Fitch Ratings has given Malta a stable A+rating.

Fitch Ratings has affirmed Malta’s A+ rating with stable prospects, as quoted in a report by the international firm. According to Fitch experts, the Malta Government’s efforts to keep electricity costs stable despite inflation resulting from the Ukraine war were the reasons for this rating. Fitch economists forecast that Malta’s economic growth next year will be higher than the euro zone average.

The war in Ukraine has been taken into account when Fitch Ratings prepared its report on the worldwide economic repercussions.

According to Fitch, the Government’s intervention to control energy and fuel prices has helped Malta maintain its A+ rating with stable prospects, despite inflation generated by the war in Ukraine.

This development has been noted by Fitch economists as the reason for Malta’s success in controlling inflation. Fitch anticipates that this year, Malta’s inflation will be 4.1%, with food items being the most affected. However, the Government’s efforts to stabilise grain prices will be reflected as well.

Fitch experts estimate that Malta’s deficit will be 6.4% this year and 5.5% of GDP next year. They noted that the economy and labour market, which they described as ‘healthy,’ will continue to generate revenue for the Government, indicating that it will be used to defend against inflation and support the economic recovery from the virus.

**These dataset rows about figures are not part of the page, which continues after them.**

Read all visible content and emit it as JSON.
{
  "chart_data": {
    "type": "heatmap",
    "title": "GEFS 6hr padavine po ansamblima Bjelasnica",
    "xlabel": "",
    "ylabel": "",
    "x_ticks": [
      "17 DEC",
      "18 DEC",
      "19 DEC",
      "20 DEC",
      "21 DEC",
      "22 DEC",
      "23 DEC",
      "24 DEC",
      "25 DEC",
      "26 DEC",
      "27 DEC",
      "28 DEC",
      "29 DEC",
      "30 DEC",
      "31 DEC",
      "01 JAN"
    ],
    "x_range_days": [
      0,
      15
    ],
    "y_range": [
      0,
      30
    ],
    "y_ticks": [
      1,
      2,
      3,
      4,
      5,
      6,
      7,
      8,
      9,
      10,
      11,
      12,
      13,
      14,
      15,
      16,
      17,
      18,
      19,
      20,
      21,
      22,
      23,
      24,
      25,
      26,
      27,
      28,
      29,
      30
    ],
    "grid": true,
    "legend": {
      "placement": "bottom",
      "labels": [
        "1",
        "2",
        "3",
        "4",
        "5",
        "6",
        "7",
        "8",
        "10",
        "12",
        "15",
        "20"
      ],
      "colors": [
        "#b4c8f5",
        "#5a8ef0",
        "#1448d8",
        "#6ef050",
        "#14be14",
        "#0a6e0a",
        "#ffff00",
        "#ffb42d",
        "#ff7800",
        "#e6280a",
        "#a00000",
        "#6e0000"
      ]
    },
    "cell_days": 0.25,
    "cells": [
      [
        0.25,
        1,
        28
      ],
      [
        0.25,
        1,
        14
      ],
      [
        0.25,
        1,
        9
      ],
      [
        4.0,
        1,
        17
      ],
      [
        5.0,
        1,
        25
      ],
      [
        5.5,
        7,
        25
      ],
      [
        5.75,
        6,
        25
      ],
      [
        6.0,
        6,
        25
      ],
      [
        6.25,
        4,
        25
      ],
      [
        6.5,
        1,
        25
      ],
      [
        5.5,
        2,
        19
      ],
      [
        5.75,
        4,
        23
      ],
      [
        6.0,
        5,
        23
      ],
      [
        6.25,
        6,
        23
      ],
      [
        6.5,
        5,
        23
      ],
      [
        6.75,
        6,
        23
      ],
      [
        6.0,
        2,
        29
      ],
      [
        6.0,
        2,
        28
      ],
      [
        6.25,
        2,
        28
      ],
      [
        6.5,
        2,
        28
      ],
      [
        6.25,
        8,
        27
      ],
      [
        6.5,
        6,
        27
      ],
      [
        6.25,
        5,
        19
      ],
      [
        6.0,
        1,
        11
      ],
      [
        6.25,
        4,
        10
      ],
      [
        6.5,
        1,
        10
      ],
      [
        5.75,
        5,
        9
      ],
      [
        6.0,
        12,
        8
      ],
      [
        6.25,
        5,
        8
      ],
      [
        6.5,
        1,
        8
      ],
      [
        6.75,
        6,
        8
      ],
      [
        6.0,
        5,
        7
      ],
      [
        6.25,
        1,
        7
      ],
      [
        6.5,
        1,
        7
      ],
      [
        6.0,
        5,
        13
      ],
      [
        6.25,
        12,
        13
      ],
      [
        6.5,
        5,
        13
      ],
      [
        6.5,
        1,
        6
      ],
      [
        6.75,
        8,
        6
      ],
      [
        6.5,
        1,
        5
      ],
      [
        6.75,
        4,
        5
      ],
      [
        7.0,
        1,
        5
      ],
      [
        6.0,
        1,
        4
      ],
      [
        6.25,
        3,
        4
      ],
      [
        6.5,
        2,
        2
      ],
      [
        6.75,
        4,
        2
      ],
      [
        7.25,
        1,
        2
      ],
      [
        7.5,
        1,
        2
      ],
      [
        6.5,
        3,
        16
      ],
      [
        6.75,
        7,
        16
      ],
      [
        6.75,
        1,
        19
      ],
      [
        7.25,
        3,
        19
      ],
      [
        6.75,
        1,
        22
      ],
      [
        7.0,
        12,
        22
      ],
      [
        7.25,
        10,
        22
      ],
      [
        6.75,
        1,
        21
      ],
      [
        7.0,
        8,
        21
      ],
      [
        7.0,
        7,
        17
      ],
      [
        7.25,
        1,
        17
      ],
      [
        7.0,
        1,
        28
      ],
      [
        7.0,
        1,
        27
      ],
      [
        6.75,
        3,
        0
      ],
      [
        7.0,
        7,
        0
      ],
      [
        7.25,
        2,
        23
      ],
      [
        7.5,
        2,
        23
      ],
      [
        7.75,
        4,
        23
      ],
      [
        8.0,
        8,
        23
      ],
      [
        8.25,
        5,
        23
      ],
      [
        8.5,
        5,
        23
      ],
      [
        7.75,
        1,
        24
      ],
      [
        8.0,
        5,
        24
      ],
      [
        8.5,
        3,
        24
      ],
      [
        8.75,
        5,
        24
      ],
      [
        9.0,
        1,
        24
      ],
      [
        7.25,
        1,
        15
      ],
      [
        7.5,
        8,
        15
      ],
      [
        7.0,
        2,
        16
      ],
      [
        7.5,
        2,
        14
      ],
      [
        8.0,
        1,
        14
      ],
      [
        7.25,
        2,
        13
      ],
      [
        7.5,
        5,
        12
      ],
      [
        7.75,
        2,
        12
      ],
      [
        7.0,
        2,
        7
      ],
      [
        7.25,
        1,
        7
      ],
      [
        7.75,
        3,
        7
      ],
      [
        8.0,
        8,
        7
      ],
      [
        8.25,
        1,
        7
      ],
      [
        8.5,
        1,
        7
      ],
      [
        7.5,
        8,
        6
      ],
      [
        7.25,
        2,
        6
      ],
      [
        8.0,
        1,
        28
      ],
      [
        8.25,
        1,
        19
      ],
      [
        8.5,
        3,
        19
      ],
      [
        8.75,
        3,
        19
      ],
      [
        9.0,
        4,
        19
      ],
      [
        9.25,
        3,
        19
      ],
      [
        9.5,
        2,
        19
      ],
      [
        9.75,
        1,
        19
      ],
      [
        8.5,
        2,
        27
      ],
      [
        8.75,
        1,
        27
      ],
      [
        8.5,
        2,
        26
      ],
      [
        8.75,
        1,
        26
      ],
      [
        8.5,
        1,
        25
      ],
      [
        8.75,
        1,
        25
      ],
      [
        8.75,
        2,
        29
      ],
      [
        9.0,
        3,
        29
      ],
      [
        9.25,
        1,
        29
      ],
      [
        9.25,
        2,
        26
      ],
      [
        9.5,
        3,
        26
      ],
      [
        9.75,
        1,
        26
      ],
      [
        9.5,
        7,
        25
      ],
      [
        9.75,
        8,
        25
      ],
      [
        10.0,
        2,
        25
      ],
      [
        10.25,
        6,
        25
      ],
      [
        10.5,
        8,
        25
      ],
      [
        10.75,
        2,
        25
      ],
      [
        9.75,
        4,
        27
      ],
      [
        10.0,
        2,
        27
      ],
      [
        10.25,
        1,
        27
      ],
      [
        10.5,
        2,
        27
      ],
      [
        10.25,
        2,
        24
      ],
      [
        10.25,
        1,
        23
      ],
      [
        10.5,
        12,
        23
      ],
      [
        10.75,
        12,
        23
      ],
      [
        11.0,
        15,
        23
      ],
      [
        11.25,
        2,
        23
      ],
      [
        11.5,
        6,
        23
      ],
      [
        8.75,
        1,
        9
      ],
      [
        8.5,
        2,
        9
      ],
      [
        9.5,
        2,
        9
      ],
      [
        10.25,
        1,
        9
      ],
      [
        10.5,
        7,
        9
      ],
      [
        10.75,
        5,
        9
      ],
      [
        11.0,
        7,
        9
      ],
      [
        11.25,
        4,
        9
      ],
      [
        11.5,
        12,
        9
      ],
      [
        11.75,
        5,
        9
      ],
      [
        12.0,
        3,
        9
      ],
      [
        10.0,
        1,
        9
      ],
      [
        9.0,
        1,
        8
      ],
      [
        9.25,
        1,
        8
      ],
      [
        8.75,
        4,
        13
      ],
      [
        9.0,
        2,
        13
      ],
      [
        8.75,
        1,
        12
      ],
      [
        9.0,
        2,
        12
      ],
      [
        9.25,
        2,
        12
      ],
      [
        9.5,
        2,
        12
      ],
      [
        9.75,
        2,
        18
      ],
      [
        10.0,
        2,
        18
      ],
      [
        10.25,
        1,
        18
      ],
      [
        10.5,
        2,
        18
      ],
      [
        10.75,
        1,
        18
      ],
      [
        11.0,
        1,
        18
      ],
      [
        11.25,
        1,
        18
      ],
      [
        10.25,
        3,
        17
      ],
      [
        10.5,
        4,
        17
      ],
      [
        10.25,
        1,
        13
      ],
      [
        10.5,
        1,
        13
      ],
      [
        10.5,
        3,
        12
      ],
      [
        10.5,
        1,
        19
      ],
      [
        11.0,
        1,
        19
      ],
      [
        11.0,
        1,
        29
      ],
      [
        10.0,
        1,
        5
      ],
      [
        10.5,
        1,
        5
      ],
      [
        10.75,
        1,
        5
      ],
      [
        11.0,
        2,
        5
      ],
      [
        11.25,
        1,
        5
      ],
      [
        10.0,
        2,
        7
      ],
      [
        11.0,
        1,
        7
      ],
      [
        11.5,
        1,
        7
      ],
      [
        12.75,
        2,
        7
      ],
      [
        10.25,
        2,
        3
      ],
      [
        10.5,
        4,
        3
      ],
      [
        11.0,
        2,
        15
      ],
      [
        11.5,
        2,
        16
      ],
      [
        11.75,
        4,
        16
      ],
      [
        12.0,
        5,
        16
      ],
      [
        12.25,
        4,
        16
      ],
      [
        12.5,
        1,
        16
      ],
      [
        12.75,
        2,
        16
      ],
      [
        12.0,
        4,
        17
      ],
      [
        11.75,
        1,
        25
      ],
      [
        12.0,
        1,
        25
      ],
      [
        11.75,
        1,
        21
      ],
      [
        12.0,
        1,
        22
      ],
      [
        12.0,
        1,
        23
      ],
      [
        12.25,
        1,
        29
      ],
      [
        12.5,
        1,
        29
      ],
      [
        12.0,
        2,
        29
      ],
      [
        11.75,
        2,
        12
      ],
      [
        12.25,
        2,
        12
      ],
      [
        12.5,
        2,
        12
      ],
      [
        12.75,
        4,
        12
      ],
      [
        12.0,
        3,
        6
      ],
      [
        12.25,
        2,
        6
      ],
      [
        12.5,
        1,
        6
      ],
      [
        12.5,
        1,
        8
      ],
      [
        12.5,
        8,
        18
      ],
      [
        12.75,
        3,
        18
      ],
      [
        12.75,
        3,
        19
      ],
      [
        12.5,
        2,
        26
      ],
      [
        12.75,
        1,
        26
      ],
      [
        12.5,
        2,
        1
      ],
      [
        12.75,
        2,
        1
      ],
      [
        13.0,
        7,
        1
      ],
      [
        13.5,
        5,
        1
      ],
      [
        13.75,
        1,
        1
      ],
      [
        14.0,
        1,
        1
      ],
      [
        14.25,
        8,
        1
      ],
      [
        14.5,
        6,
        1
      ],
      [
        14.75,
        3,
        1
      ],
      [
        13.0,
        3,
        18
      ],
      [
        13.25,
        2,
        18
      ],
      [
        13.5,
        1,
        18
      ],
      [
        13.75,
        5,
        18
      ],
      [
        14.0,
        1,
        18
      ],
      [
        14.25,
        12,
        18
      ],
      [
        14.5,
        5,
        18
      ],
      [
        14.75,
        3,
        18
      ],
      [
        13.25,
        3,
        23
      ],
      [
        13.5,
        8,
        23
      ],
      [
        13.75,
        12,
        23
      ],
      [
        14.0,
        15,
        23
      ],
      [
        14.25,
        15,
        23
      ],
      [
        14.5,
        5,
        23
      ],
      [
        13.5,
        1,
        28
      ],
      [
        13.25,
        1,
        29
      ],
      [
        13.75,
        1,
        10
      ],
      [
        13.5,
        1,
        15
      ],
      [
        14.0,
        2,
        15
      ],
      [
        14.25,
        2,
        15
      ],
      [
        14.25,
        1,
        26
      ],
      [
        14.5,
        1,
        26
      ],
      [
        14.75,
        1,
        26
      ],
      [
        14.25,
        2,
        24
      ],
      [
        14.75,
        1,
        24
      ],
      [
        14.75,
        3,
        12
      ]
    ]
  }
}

According to Fitch experts, Malta’s economy is set to expand at a faster pace next year than the euro zone average, and their forecast is 3.4%. It was also said that Malta’s labour market has benefited from prior labour market recovery during the pandemic and energy crisis. The labour market was aided by workers’ wage supplements, so much so that the Fitch agency believes that unemployment will stay at 3.4% next year, matching this year’s rate.

According to the economists at the agency, last year’s debt-to-GDP ratio was 56% (Fitch, 2018). Furthermore, Malta’s debt increased by the greatest amount among European nations from 2019 onwards (Fitch, 2018). The Government has enhanced the courts and money-laundering regulations by strengthening institutions including the judiciary (Fitch, 2018).